Cheap loans will attract firms to create new infra

Kartik Jalan, Founder & CEO, Indicold
To tackle logistics challenges, we need to modernise transportation networks and build efficient logistics hubs. Establishing centralised and decentralised cold storage facilities will ensure access for temperature-controlled products. Low-interest loans can incentivise logistics firms to expand their refrigerated truck fleets and create new infrastructure. Collaborative networks among farmers, distributors, and retailers can reduce costs and improve efficiency. Investing in sustainable solutions will reduce costs and promote environmental responsibility.”

Govt incentives for the sector can spur investment

Gubba Kiran, CEO, Gubba Cold Storage
Cold chain sector faces challenges such as inadequate infrastructure, insufficient cold storage, shortage of refrigerated trucks, and inefficient transport network. Addressing these issues requires a multi-faceted approach. PPP can mobilise resources for modern facilities and trucks. Government incentives such as grants, subsidies, and tax breaks can spur private investment. Developing dedicated freight corridors and intermodal transport solutions can optimise transportation. PMGS and NLP offer an integrated planning framework to reduce bottlenecks.”

Lack of infrastructure is the main hurdle

Arnab Bhattacharya, Country Manager, India for UPS Healthcare
In the pharmaceutical sector, cold chain transportation has a fair share of challenges. One of the key ones is maintaining a constant temperature throughout the transport process. Any changes can lead to losses. Infrastructure is another hurdle where there is often a lack of proper cold storage facilities and reliable power supply. Regulatory compliance presents difficulties due to varying standards across regions. This requires proactive approach and investment as each nation has its own set of rules. Other concerns include risk of contamination during transit, logistical complexities, high operational and high costs, and shortage of skilled workforce.”

Powering with solar energy to reduce CO2 footprint

Anoop Chauhan, Vice President, Contract Logistics & Cold Chain, Subcontinent, DP World
Cold chain logistics demands energy consumption, resulting in an increased carbon footprint. In line with our commitment to environmental sustainability, we are implementing greener practices across our warehouses. Our goal is to meet cent per cent of our energy needs through solar power, reducing our carbon footprint and contributing to a sustainable future. We hold key licenses, including FSSAI, Food and Drug Administration, and Good Distribution Practices, enabling us to handle goods in the FMCG and pharma sectors. DP World has Transported Asset Protection Association certification to ensure protection throughout the supply chain.

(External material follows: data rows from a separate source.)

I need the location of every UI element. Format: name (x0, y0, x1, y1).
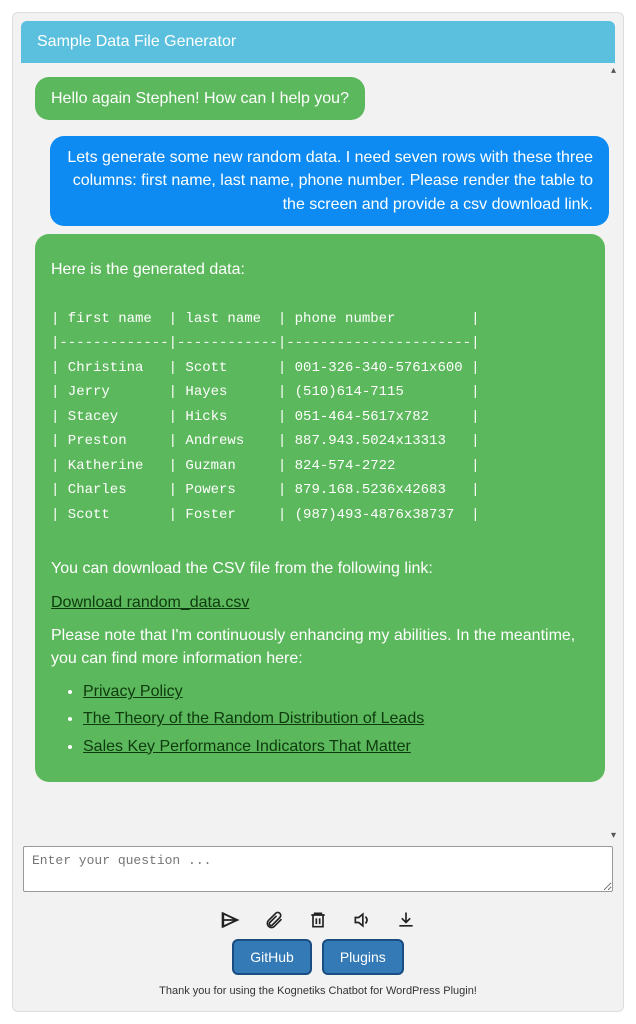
scroll-down-icon[interactable]: ▾ (611, 830, 621, 840)
input-row (13, 842, 623, 901)
list-item: Privacy Policy (83, 680, 589, 703)
user-text: Lets generate some new random data. I ne… (67, 149, 593, 212)
scroll-up-icon[interactable]: ▴ (611, 65, 621, 75)
list-item: Sales Key Performance Indicators That Ma… (83, 735, 589, 758)
bot-intro: Here is the generated data: (51, 258, 589, 281)
button-row: GitHub Plugins (13, 939, 623, 985)
question-input[interactable] (23, 846, 613, 892)
reference-links-list: Privacy Policy The Theory of the Random … (51, 680, 589, 758)
header-bar: Sample Data File Generator (21, 21, 615, 63)
download-prompt: You can download the CSV file from the f… (51, 557, 589, 580)
user-message: Lets generate some new random data. I ne… (50, 136, 609, 226)
footer-text: Thank you for using the Kognetiks Chatbo… (13, 985, 623, 1011)
bot-greeting-message: Hello again Stephen! How can I help you? (35, 77, 365, 120)
chat-scroll-area[interactable]: ▴ Hello again Stephen! How can I help yo… (13, 63, 623, 842)
download-icon[interactable] (395, 909, 417, 931)
bot-response-message: Here is the generated data: | first name… (35, 234, 605, 782)
kpi-link[interactable]: Sales Key Performance Indicators That Ma… (83, 738, 411, 755)
bot-note: Please note that I'm continuously enhanc… (51, 624, 589, 670)
github-button[interactable]: GitHub (232, 939, 312, 975)
header-title: Sample Data File Generator (37, 33, 236, 50)
greeting-text: Hello again Stephen! How can I help you? (51, 90, 349, 107)
chat-container: Sample Data File Generator ▴ Hello again… (12, 12, 624, 1012)
download-csv-link[interactable]: Download random_data.csv (51, 594, 249, 611)
data-table: | first name | last name | phone number … (51, 307, 589, 528)
plugins-button[interactable]: Plugins (322, 939, 404, 975)
theory-link[interactable]: The Theory of the Random Distribution of… (83, 710, 424, 727)
trash-icon[interactable] (307, 909, 329, 931)
send-icon[interactable] (219, 909, 241, 931)
privacy-policy-link[interactable]: Privacy Policy (83, 683, 183, 700)
speaker-icon[interactable] (351, 909, 373, 931)
list-item: The Theory of the Random Distribution of… (83, 707, 589, 730)
attachment-icon[interactable] (263, 909, 285, 931)
toolbar (13, 901, 623, 939)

Absence of cold storage damages perishables

Surendra Bhatia, SVP, Global Airfreight, Freight Systems
India’s cold chain transport sector must contend with issues with infrastructure, fragmentation, and regulations. Addressing these issues and upholding the sector’s growth will necessitate investment, technological advancements, and policy support. With small enterprises and dearth of uniform standards, the cold chain logistics sector remains highly fragmented. The quality and safety of perishables are compromised by an absence of cold storage and transportation infrastructure. Govt initiatives as PMGS and NLP promote use of technologies to improve logistics management and attempt to simplify logistics rules.